Поражает, помимо прочего, самоуверенность, с которую воспоминатель, – сам-то поэт третьеклассный, а по сути дела и вовсе не состоявшийся, – судит о поэтах куда более, чем он, значительных, и расставляет им отметки. Трудно согласиться, что С. Маковский был беспомощным версификатором, а поэзия С. Прегель[442]
была «средней», или как у нас говорили, «на уровне». Оба были весьма талантливы, а их относительно малый успех объяснялся соображениями политическими: первый был чересчур нейтрален, вторая – слишком левой (хотя в ее стихах и в ее превосходной книге в прозе «Мое детство» это никак не сказывается).И совсем уж возмутительно, когда примерно то же говорится о В. Смоленском, одном из наиболее выдающихся стихотворцев эмиграции: «Он не был большим поэтом»! Как уточняется рядом, на выступлениях Смоленского зал всегда бывал переполнен, а публика, что ни говори, редко в таких делах ошибается. Если бы, однако, дело ограничивалось этим…

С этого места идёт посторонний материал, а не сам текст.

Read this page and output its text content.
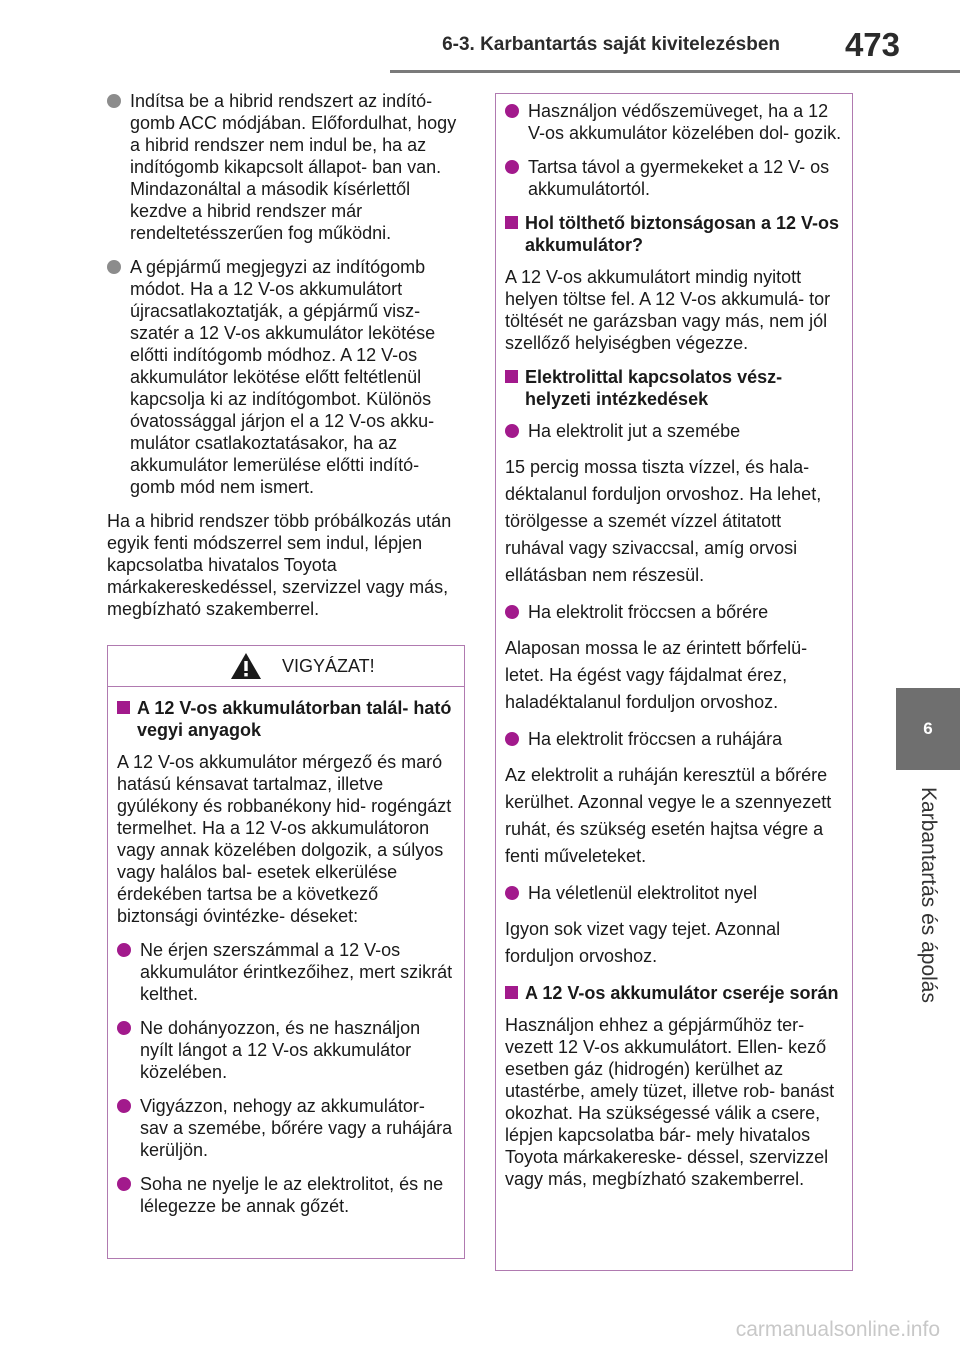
6-3. Karbantartás saját kivitelezésben	473
6
Karbantartás és ápolás
Indítsa be a hibrid rendszert az indító- gomb ACC módjában. Előfordulhat, hogy a hibrid rendszer nem indul be, ha az indítógomb kikapcsolt állapot- ban van. Mindazonáltal a második kísérlettől kezdve a hibrid rendszer már rendeltetésszerűen fog működni.
A gépjármű megjegyzi az indítógomb módot. Ha a 12 V-os akkumulátort újracsatlakoztatják, a gépjármű visz- szatér a 12 V-os akkumulátor lekötése előtti indítógomb módhoz. A 12 V-os akkumulátor lekötése előtt feltétlenül kapcsolja ki az indítógombot. Különös óvatossággal járjon el a 12 V-os akku- mulátor csatlakoztatásakor, ha az akkumulátor lemerülése előtti indító- gomb mód nem ismert.

Ha a hibrid rendszer több próbálkozás után egyik fenti módszerrel sem indul, lépjen kapcsolatba hivatalos Toyota márkakereskedéssel, szervizzel vagy más, megbízható szakemberrel.

VIGYÁZAT!
A 12 V-os akkumulátorban talál- ható vegyi anyagok

A 12 V-os akkumulátor mérgező és maró hatású kénsavat tartalmaz, illetve gyúlékony és robbanékony hid- rogéngázt termelhet. Ha a 12 V-os akkumulátoron vagy annak közelében dolgozik, a súlyos vagy halálos bal- esetek elkerülése érdekében tartsa be a következő biztonsági óvintézke- déseket:

Ne érjen szerszámmal a 12 V-os akkumulátor érintkezőihez, mert szikrát kelthet.
Ne dohányozzon, és ne használjon nyílt lángot a 12 V-os akkumulátor közelében.
Vigyázzon, nehogy az akkumulátor- sav a szemébe, bőrére vagy a ruhájára kerüljön.
Soha ne nyelje le az elektrolitot, és ne lélegezze be annak gőzét.
Használjon védőszemüveget, ha a 12 V-os akkumulátor közelében dol- gozik.
Tartsa távol a gyermekeket a 12 V- os akkumulátortól.
Hol tölthető biztonságosan a 12 V-os akkumulátor?

A 12 V-os akkumulátort mindig nyitott helyen töltse fel. A 12 V-os akkumulá- tor töltését ne garázsban vagy más, nem jól szellőző helyiségben végezze.

Elektrolittal kapcsolatos vész- helyzeti intézkedések
Ha elektrolit jut a szemébe

15 percig mossa tiszta vízzel, és hala- déktalanul forduljon orvoshoz. Ha lehet, törölgesse a szemét vízzel átitatott ruhával vagy szivaccsal, amíg orvosi ellátásban nem részesül.

Ha elektrolit fröccsen a bőrére

Alaposan mossa le az érintett bőrfelü- letet. Ha égést vagy fájdalmat érez, haladéktalanul forduljon orvoshoz.

Ha elektrolit fröccsen a ruhájára

Az elektrolit a ruháján keresztül a bőrére kerülhet. Azonnal vegye le a szennyezett ruhát, és szükség esetén hajtsa végre a fenti műveleteket.

Ha véletlenül elektrolitot nyel

Igyon sok vizet vagy tejet. Azonnal forduljon orvoshoz.

A 12 V-os akkumulátor cseréje során

Használjon ehhez a gépjárműhöz ter- vezett 12 V-os akkumulátort. Ellen- kező esetben gáz (hidrogén) kerülhet az utastérbe, amely tüzet, illetve rob- banást okozhat. Ha szükségessé válik a csere, lépjen kapcsolatba bár- mely hivatalos Toyota márkakereske- déssel, szervizzel vagy más, megbízható szakemberrel.

carmanualsonline.info
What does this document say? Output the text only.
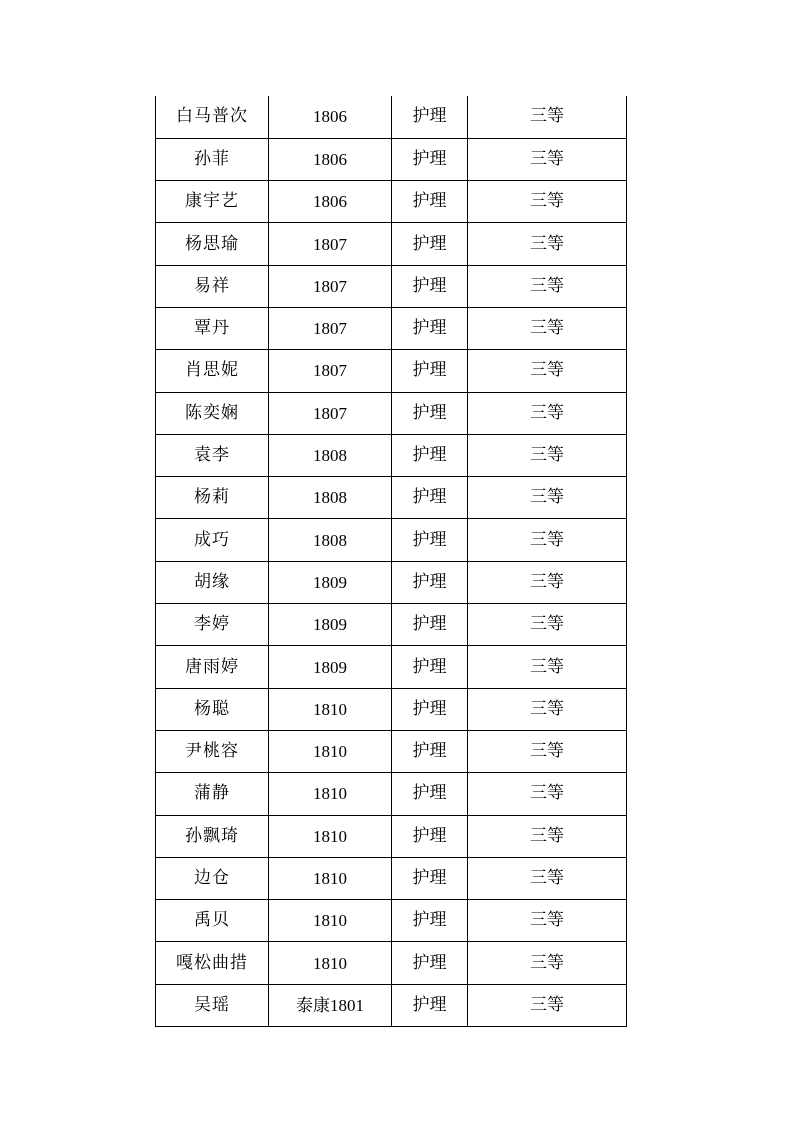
白马普次	1806	护理	三等
孙菲	1806	护理	三等
康宇艺	1806	护理	三等
杨思瑜	1807	护理	三等
易祥	1807	护理	三等
覃丹	1807	护理	三等
肖思妮	1807	护理	三等
陈奕娴	1807	护理	三等
袁李	1808	护理	三等
杨莉	1808	护理	三等
成巧	1808	护理	三等
胡缘	1809	护理	三等
李婷	1809	护理	三等
唐雨婷	1809	护理	三等
杨聪	1810	护理	三等
尹桃容	1810	护理	三等
蒲静	1810	护理	三等
孙飘琦	1810	护理	三等
边仓	1810	护理	三等
禹贝	1810	护理	三等
嘎松曲措	1810	护理	三等
吴瑶	泰康1801	护理	三等
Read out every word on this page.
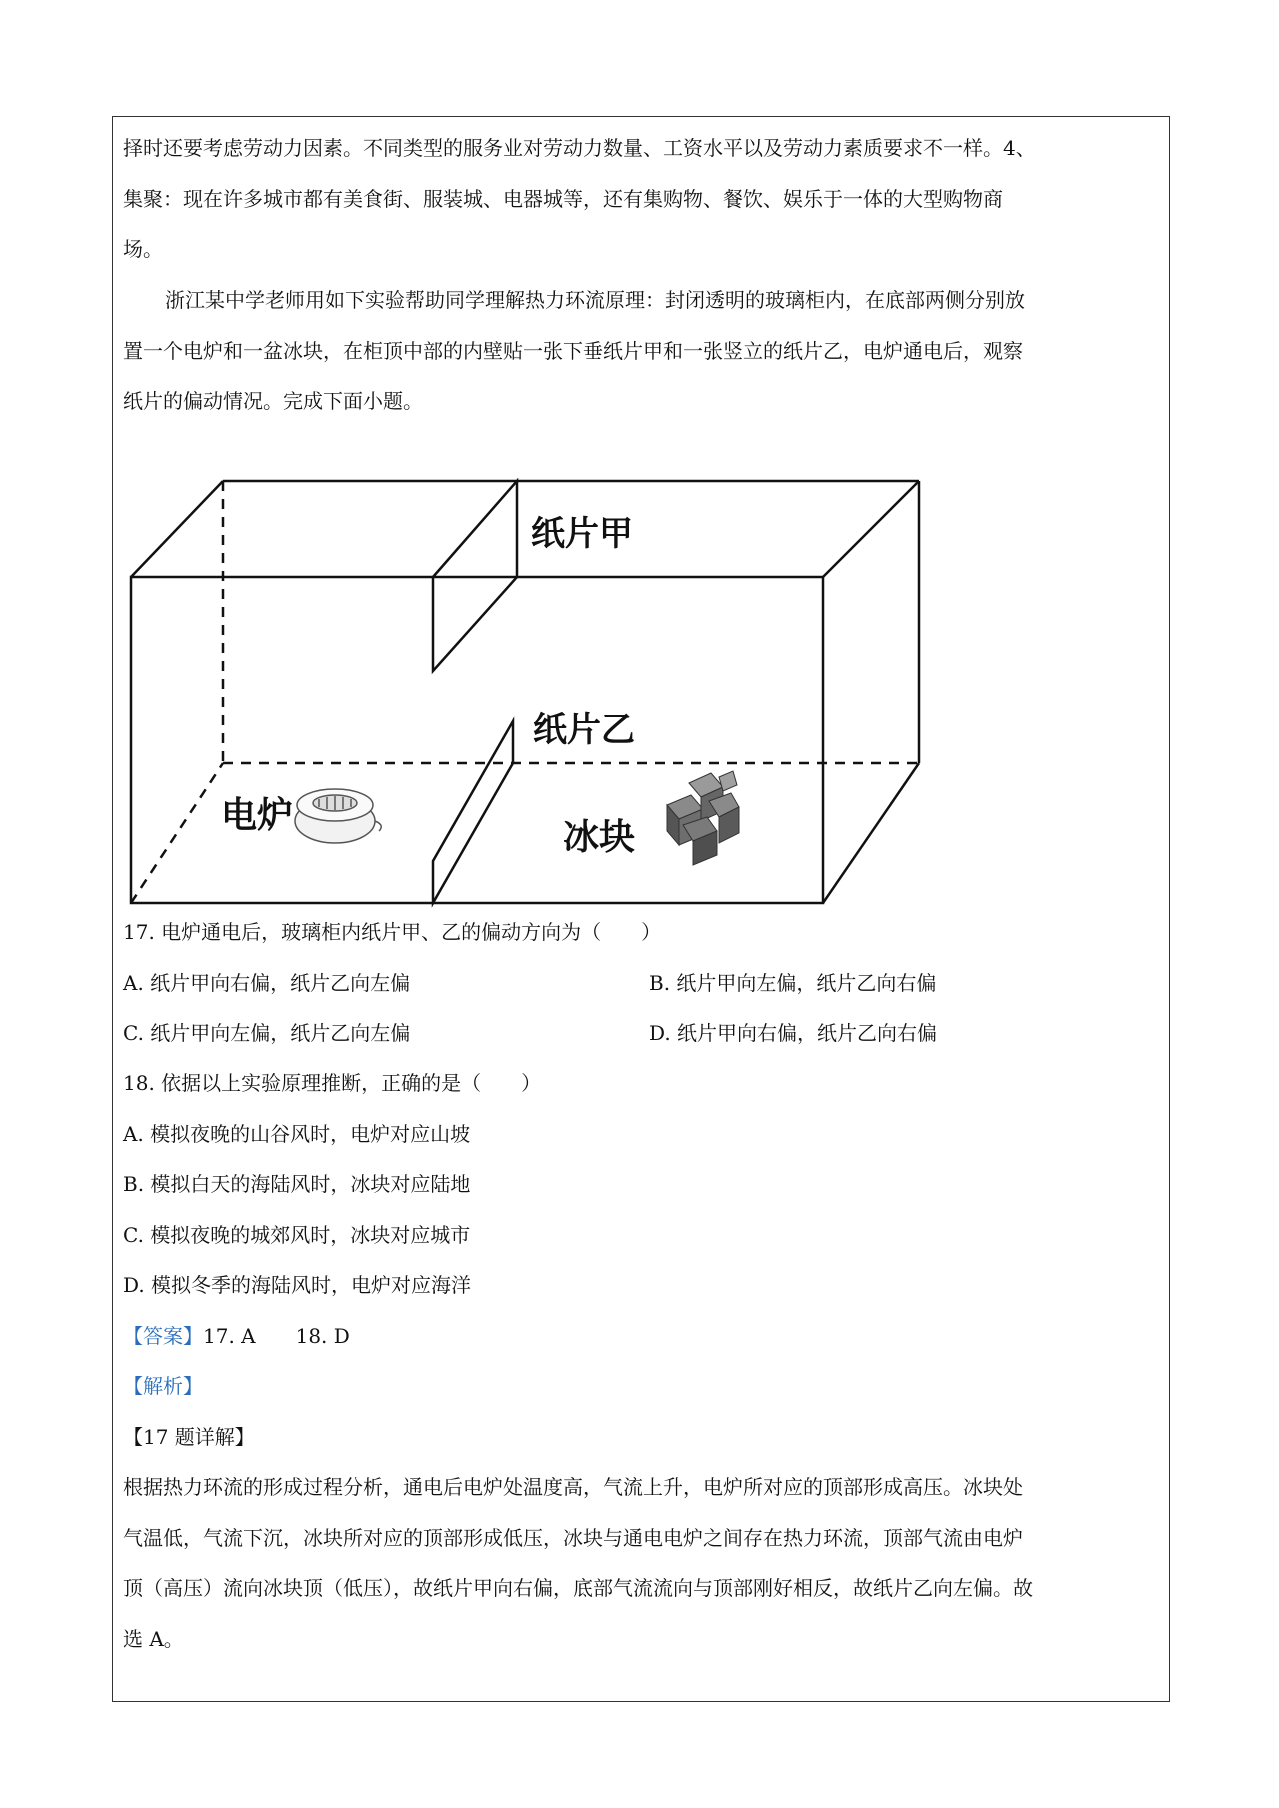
择时还要考虑劳动力因素。不同类型的服务业对劳动力数量、工资水平以及劳动力素质要求不一样。4、

集聚：现在许多城市都有美食街、服装城、电器城等，还有集购物、餐饮、娱乐于一体的大型购物商

场。

浙江某中学老师用如下实验帮助同学理解热力环流原理：封闭透明的玻璃柜内，在底部两侧分别放

置一个电炉和一盆冰块，在柜顶中部的内壁贴一张下垂纸片甲和一张竖立的纸片乙，电炉通电后，观察

纸片的偏动情况。完成下面小题。

纸片甲
纸片乙
电炉
冰块

17. 电炉通电后，玻璃柜内纸片甲、乙的偏动方向为（　　）

A. 纸片甲向右偏，纸片乙向左偏	B. 纸片甲向左偏，纸片乙向右偏
C. 纸片甲向左偏，纸片乙向左偏	D. 纸片甲向右偏，纸片乙向右偏

18. 依据以上实验原理推断，正确的是（　　）

A. 模拟夜晚的山谷风时，电炉对应山坡

B. 模拟白天的海陆风时，冰块对应陆地

C. 模拟夜晚的城郊风时，冰块对应城市

D. 模拟冬季的海陆风时，电炉对应海洋

【答案】17. A　　18. D

【解析】

【17 题详解】

根据热力环流的形成过程分析，通电后电炉处温度高，气流上升，电炉所对应的顶部形成高压。冰块处

气温低，气流下沉，冰块所对应的顶部形成低压，冰块与通电电炉之间存在热力环流，顶部气流由电炉

顶（高压）流向冰块顶（低压），故纸片甲向右偏，底部气流流向与顶部刚好相反，故纸片乙向左偏。故

选 A。
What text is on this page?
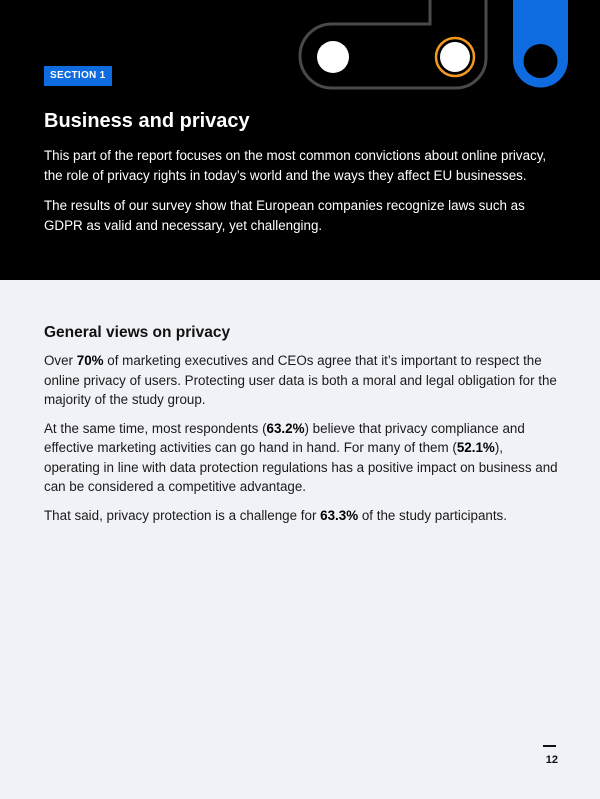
SECTION 1
Business and privacy

This part of the report focuses on the most common convictions about online privacy, the role of privacy rights in today’s world and the ways they affect EU businesses.

The results of our survey show that European companies recognize laws such as GDPR as valid and necessary, yet challenging.

General views on privacy

Over 70% of marketing executives and CEOs agree that it’s important to respect the online privacy of users. Protecting user data is both a moral and legal obligation for the majority of the study group.

At the same time, most respondents (63.2%) believe that privacy compliance and effective marketing activities can go hand in hand. For many of them (52.1%), operating in line with data protection regulations has a positive impact on business and can be considered a competitive advantage.

That said, privacy protection is a challenge for 63.3% of the study participants.

12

Но, настойчиво ссылаясь на близкое якобы знакомство, мемуарист подсовывает нам всякую чушь: например, о неладах поэта с женою. Сам знав Смоленского несколько лет, часто бывав у него в гостях, до его предсмертной болезни (не говоря о встречах в других местах), я всегда наблюдал, что они жили душа в душу. Даже злые языки, – каких в Париже много, – признавали их за дружную пару, взаимно друг друга дополняющую и понимающую, и во всем друг друга поддерживающую.
Вот, – как оно из самих данных мемуаров и видно, – что жена Смоленского не любила г-на Померанцева, это, вероятно, правильно, да и вполне понятно: он, например, описывает, как в деревне, во время каникул, подбивал Смоленского на пьянство, причем вдвоем они высасывали целую бутылку мерзкой, вреднейшей французской самогонки. Хотя обычно-то Смоленский пил мало; я его пьяным никогда не видел.
Выпишем все же и верное, что Померанцев отмечает о Владимире Алексеевиче: «Единственно кого он ненавидел, – это большевиков, убивших у него на глазах отца. Для него они были палачами "его России". Поэтому, когда после Второй мировой войны немногие русские эмигранты, среди которых были и близкие ему люди, взяли советские паспорта и ждали возвращения на родину, Владимир к ним охладел, не поссорился с ними, а именно охладел: вычеркнул их из своей души».
Такое поведение, видимо, Померанцеву не очень нравится. Заметим слова его Россия, взятые в кавычки. И то, что тут же Смоленскому противопоставляется Г. Иванов, который «понял, что жить в двух мирах нельзя». Похоже, что это относится к тому, что Г. Иванов, как и Померанцев, поддался на время советскому угару, после победы Сталина над Гитлером; чему Смоленский остался полностью чужд.
Есть кусочек правды у Померанцева и в описании внешности Смоленского; действительно, он «был очень красивый человек». Приложенная к книге фотография неудачна, и не передает его наружность. А он был впрямь хорош собою, – одухотворенной, задумчивой и несколько меланхолической красотой.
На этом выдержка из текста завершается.